14.10.21

 


Microsoft thwarts record‑breaking DDoS attack

The attack, which clocked in at 2.4 Tbps, targeted one Azure customer based in Europe

 Amer Owaida

Microsoft has revealed that it thwarted a Distributed Denial-of-Service (DDoS) attack that clocked in at a whopping 2.4 terabytes per second (Tbps). The onslaught, which targeted an Azure customer in Europe, surpasses the previous record holder – a 2.3 Tbps attack that was mitigated by Amazon Web Services (AWS) last year. It also dwarfs the previously largest DDoS attack (1 Tbps) on Azure from 2020.

According to Microsoft, the latest attack originated from some 70,000 sources and from several countries in the Asia-Pacific region, including Malaysia, Vietnam, Taiwan Japan, and China, as well as from the United States.

“The attack vector was a UDP reflection spanning more than 10 minutes with very short-lived bursts, each ramping up in seconds to terabit volumes. In total, we monitored three main peaks, the first at 2.4 Tbps, the second at 0.55 Tbps, and the third at 1.7 Tbps,” said Senior Program Manager at Azure Networking Amir Dahan in a blog post describing the incident.

“The pace of digital transformation has accelerated significantly during the COVID-19 pandemic, alongside the adoption of cloud services. Bad actors, now more than ever, continuously look for ways to take applications offline,” Dahan added.

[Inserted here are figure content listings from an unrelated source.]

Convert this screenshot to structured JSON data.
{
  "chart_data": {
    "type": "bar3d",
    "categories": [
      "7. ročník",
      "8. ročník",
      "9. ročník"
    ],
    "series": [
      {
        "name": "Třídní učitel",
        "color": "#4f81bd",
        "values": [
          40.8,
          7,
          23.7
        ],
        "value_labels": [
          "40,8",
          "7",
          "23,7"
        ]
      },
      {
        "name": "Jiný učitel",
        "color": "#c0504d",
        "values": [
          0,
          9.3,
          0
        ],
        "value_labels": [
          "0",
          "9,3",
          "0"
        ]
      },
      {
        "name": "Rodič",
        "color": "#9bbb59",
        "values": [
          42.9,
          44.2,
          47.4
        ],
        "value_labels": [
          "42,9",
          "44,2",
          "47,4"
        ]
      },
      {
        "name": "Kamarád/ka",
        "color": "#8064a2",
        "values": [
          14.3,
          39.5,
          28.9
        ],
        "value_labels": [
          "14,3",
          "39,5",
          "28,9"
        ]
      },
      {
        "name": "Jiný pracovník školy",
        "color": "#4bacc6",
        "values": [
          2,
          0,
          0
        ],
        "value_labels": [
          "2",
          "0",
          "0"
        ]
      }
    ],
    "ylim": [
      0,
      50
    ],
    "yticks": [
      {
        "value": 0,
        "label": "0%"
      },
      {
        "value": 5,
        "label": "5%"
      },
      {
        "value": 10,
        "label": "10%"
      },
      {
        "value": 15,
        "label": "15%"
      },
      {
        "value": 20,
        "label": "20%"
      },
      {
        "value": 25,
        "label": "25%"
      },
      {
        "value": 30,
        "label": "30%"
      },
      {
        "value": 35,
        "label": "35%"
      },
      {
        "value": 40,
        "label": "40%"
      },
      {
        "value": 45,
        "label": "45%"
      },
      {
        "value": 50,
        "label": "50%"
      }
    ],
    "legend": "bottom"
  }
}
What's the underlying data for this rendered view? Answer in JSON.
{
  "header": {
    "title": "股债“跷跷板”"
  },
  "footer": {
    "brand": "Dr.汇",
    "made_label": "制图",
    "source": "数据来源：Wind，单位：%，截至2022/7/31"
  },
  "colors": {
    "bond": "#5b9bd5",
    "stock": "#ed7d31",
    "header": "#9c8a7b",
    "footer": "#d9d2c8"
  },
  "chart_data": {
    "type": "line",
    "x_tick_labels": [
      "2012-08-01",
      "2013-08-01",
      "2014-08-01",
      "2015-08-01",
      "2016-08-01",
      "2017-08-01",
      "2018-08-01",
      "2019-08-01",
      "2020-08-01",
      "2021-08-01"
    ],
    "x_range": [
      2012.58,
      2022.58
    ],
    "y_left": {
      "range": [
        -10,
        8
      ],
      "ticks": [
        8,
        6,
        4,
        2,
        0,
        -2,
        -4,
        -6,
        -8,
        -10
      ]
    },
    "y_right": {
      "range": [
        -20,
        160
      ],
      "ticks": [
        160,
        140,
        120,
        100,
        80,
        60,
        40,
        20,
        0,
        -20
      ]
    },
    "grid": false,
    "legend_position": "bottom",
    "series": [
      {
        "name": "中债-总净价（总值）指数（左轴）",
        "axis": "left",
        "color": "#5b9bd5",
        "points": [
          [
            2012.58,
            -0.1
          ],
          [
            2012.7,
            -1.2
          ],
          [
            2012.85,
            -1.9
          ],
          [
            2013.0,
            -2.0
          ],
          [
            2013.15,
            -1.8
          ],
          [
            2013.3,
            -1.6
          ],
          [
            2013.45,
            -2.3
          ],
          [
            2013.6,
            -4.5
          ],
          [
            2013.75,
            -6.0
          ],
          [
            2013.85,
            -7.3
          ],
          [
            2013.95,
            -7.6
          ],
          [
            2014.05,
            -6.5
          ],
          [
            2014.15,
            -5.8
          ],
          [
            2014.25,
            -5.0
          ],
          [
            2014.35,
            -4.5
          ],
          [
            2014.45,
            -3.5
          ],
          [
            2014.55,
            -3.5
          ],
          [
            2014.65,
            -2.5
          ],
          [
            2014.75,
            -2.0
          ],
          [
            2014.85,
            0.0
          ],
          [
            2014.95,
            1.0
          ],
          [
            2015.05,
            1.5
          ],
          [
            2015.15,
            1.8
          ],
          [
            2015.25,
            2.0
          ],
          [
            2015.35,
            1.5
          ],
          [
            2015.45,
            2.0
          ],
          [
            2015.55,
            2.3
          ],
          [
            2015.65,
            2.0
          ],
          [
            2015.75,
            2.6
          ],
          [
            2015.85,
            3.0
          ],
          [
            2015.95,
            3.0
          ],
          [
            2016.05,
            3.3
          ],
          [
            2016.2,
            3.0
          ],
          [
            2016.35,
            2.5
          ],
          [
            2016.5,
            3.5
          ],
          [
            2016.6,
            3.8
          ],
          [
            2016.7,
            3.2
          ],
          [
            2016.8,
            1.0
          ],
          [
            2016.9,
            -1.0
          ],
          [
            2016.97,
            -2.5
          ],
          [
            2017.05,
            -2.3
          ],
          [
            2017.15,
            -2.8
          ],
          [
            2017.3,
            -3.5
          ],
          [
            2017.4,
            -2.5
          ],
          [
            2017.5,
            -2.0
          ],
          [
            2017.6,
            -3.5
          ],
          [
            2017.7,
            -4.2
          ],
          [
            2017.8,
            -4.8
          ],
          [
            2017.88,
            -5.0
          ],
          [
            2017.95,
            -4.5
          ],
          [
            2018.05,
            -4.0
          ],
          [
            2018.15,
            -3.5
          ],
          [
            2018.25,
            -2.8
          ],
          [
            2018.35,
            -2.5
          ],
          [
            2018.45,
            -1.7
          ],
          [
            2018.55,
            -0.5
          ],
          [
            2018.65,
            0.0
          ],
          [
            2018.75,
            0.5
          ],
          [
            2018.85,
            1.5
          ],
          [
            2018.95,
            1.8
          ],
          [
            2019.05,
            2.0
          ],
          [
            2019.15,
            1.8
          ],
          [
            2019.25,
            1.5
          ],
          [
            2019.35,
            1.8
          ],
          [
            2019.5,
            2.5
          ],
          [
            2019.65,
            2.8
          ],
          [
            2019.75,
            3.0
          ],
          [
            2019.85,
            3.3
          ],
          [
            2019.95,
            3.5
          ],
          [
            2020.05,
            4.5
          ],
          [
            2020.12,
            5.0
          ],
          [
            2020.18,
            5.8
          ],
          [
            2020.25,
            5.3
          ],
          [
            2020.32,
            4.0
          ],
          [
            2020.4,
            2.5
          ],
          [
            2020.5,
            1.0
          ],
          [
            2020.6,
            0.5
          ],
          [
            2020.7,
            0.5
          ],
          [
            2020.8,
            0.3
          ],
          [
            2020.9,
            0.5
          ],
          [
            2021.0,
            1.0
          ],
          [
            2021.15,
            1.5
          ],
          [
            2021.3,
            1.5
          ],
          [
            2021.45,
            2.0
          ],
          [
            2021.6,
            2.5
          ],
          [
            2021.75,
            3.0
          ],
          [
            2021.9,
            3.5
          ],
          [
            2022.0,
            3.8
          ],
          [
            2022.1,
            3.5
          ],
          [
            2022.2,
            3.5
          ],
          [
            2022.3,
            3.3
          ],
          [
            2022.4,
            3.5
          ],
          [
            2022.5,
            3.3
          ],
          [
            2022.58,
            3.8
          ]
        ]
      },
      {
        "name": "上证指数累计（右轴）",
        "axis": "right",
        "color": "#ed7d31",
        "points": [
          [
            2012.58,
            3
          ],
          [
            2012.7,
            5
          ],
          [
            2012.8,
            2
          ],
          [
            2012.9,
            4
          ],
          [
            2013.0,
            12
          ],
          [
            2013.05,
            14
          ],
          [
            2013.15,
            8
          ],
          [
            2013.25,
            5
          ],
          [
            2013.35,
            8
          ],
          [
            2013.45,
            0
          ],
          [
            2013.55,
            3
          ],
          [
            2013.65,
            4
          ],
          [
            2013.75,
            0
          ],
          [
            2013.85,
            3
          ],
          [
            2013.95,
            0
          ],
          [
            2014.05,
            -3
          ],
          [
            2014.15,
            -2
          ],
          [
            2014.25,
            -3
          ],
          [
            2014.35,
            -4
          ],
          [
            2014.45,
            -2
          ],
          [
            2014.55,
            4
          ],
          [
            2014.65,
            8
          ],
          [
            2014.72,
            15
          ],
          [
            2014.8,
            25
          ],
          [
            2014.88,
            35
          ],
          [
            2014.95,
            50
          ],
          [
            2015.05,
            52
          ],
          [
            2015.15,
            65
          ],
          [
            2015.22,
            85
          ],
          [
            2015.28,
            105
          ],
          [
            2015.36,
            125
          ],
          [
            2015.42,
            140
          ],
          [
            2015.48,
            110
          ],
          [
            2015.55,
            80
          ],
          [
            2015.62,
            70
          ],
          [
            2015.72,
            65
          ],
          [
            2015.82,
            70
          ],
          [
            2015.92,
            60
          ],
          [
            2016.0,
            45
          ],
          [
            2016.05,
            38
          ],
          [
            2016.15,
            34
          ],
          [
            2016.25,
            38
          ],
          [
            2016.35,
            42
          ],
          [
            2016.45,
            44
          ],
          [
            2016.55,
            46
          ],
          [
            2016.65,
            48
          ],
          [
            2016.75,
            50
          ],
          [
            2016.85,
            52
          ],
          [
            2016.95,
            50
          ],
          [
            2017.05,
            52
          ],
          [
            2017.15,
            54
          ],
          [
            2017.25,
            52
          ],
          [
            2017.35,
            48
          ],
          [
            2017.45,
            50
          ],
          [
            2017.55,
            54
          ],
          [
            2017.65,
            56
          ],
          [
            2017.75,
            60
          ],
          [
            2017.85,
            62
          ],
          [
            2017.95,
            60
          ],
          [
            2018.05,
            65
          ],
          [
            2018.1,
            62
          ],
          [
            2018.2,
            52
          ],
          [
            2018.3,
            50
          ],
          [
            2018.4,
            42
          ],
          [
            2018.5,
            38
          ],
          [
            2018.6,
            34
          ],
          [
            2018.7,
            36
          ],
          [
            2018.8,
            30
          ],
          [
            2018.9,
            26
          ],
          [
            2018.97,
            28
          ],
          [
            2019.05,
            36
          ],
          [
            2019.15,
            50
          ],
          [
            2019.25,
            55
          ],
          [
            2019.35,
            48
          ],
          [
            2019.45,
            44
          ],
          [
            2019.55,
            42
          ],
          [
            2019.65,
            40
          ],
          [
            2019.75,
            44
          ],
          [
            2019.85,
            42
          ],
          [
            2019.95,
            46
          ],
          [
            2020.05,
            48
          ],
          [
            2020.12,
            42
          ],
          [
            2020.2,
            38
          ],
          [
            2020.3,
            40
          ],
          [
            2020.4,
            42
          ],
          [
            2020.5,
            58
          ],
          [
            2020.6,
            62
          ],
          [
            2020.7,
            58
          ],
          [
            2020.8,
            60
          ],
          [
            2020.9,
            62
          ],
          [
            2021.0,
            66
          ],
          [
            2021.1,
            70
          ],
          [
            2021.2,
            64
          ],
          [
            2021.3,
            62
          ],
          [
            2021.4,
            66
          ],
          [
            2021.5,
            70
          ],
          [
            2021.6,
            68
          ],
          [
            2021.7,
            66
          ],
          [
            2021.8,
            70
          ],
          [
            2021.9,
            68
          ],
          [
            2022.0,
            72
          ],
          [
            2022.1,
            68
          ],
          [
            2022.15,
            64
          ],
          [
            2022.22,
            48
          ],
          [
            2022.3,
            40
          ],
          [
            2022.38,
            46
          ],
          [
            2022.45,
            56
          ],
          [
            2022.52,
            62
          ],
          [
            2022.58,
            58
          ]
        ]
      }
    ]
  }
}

Traditional DDoS attacks overwhelm a target with bogus web traffic that comes from a large number of devices that have been corralled into a botnet. The aim of the attack is to take the victim’s servers offline and denying access to their services. If the attackers utilize a reflection amplification attack, they can amplify the volume of malicious traffic while obscuring its sources.

Historically, DDoS attacks have been used as a smokescreen for other, even more damaging onslaughts, or as a means to demand massive ransom fees from the targeted companies. While the victims could stand to lose millions of dollars in revenue from the reputational damage combined with the cost of downtime caused by these attacks, there is no guarantee that the attackers would cease their onslaught even if the ransoms are paid.